22:00, es ist schon spät, sehr spät, von daher bin ich nicht einmal sicher, ob ich es schaffe, diesen Text noch am heiligen Abend fertig zu stellen. Gut, ich könnte es mir einfach machen, euch, lieben Lesern einfach ein frohes Weihnachtsfest wünschen und das ganze als Dreizeiler enden lassen. Dafür geht aber gerade zu viel in mir vor, viel zu viel. Es hat nichts mit unserer Corona-Situation (auch wenn ich mich daran abarbeiten könnte) zu tun, denn wenn ich eines schon sehr früh in dieser Pandemie akzeptiert habe, dann die Tatsache, dass sie viele Tote fordern wird. Der Tod ist allgegenwärtig, jeden Tag könnten wir sterben aus den aberwitzigsten Gründen, jeden Tag sterben weltweit ca. 150 Tausend Menschen und jeder Tod ist eine Tragödie, eine allgegenwärtige Tragödie, die dieses Jahr vielen noch einmal deutlich bewusster geworden ist. Jeder einzelne von uns ist ein mikroskopisch kleiner Teil des weltweiten Organismus und dennoch nehmen wir uns wichtig, sehr wichtig.

Weihnachten ist für mich in erster Linie eine Zeit zum innehalten, zum reflektieren und auch wenn dieses Jahr überhaupt keine Weihnachtsstimmung aufgekommen ist hat sich diese Zeit wieder für mich zu einer Zeit des Reflektierens entwickelt.
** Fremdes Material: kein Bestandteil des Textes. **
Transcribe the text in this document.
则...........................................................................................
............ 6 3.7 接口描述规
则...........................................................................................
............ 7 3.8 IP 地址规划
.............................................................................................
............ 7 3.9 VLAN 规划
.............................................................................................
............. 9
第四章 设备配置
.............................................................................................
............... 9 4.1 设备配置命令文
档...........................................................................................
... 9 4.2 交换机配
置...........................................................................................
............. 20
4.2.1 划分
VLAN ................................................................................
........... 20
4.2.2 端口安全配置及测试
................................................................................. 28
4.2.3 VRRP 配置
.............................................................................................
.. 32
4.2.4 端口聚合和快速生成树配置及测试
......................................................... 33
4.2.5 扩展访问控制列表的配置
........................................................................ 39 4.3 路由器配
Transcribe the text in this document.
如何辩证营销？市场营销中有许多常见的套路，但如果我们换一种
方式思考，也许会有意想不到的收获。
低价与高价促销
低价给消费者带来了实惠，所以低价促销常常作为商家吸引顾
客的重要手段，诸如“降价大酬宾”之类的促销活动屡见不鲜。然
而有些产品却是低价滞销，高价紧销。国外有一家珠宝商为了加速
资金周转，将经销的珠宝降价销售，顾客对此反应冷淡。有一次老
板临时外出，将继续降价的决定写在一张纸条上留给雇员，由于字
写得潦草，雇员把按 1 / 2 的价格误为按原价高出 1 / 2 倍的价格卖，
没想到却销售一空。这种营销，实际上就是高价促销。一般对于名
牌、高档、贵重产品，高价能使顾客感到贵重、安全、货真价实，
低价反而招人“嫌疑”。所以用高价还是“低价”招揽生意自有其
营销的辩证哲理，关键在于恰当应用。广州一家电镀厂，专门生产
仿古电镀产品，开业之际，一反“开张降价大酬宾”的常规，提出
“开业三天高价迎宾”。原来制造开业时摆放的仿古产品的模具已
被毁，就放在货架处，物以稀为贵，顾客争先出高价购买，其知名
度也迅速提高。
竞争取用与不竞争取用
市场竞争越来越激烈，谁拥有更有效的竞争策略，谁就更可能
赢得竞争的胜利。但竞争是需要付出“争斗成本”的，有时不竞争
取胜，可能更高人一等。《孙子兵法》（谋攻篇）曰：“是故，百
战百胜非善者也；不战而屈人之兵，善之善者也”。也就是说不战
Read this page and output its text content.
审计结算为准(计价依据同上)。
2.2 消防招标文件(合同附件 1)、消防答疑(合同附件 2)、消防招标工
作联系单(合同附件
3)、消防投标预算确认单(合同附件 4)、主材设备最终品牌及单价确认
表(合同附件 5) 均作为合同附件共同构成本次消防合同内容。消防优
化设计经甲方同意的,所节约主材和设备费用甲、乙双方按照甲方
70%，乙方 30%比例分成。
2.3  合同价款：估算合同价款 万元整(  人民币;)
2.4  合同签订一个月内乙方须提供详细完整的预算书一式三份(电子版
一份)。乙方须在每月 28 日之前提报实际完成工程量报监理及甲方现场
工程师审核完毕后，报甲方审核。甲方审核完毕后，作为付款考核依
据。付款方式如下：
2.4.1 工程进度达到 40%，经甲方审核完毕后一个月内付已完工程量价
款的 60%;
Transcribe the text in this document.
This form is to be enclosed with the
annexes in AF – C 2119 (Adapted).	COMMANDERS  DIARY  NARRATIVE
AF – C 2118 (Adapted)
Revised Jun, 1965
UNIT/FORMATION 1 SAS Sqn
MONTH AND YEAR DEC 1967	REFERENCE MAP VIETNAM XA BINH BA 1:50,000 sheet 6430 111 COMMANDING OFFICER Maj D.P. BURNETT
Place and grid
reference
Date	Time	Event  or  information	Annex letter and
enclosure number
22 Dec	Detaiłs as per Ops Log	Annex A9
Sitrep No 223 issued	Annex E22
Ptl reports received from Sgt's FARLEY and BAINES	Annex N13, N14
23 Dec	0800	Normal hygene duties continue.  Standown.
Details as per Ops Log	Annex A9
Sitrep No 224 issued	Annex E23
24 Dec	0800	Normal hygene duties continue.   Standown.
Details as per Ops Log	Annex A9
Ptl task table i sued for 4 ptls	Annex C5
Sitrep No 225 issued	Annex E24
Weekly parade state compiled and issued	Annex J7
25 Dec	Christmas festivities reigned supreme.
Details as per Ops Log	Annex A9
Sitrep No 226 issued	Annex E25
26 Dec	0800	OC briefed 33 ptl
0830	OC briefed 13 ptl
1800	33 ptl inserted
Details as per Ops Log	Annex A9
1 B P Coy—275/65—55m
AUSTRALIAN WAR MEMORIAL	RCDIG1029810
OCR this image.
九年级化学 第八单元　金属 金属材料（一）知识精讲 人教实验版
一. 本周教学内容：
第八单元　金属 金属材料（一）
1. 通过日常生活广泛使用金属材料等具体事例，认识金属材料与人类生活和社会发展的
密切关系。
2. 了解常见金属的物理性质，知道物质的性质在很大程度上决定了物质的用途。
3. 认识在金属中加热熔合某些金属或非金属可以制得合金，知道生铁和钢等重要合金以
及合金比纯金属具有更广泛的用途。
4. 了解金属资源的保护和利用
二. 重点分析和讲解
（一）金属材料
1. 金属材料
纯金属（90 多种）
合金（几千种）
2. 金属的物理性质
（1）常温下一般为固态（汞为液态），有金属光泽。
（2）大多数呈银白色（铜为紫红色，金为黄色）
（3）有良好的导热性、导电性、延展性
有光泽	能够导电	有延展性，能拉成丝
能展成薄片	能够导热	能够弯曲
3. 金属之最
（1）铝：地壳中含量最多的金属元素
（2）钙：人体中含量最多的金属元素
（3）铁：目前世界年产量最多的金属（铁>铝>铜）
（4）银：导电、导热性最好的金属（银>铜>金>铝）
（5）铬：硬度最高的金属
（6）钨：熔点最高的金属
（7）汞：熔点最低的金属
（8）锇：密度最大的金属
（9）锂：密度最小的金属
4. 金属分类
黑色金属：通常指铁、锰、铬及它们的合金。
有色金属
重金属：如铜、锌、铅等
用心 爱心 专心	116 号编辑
Nun, wo fange ich an, meine Gedanken ein wenig zu ordnen, was mir zugegebenermaßen schwer fällt. Dieser Heiligabend ist in nahezu allen Belangen schief gelaufen (abgesehen von der Tatsache, dass ich wieder „Ein Fisch Namens Wanda“ sehen konnte). Meine Fahrt zu meinem Vater geriet zu einer halben Odyssee, dank des öffentlichen Nahverkehrs. Auf der Hinfahrt musste ich die letzten zwei Kilometer laufen, weil der Bus nicht mehr fahrtüchtig gewesen ist. Der Heiligabend war auch eher mau und auf der Rückfahrt musste ich vom Bahnhof nach Hause laufen und da konnte ich ein wenig nachdenken bzw. viel nachdenken. Jedes Jahr denke ich gegen Ende des Jahres darüber nach, ob ich den Blog beende und zumindest vor einigen Wochen war ich kurz davor mich dem Gedanken hinzugeben. Ehrlicherweise habe ich noch viel mehr hinterfragt, bis hin zu meinem Studium. Ich könnte es mir einfach machen und meinen aktuellen Studiendurchhänger auf die Covid-Situation und das erneute Online-Semester schieben, aber das wäre zu einfach. Wenn am Ende des Studiums kein klares Ziel (das Arbeiten als Lehrkraft) stehen würde, ich hätte mich intensiv mit einem Studienabbruch beschäftigt, wobei wahrscheinlich dann das Studium so von mir aufgenommen worden wäre. Wie ihr vielleicht merkt, verheddern sich meine Gedanken und so war es auch schon auf meinem Heimweg. Immer wieder stelle ich mir die Frage, woran es denn liegt, dass mein Studium mir Probleme bereitet. Denn so schwer ist das ganze, was ich da fabrizieren soll, sicher nicht. Nun, ich bin von Natur aus faul, wenn mich das Thema nicht interessiert, eine meiner schwächsten Eigenschaften und in diesem Studium sind die meisten Themen nicht besonders interessant und oft auch nix, was wirklich langfristig wichtig erscheint. Das ist eine ehrliche Begründung, die vor allem zeigt, das Problem bin ich (wenn ich dazu bedenke, dass ein wahrscheinlich noch faulerer Kumpel durch sein signifikant schwereres Studium durchmarschiert, sogar noch mehr). 2021 muss also das Jahr des Durchbruchs sein, dann funktioniert mein Studium auch wieder besser. Ob das noch in diesem Wintersemester Wirkung zeigt, bleibt fraglich.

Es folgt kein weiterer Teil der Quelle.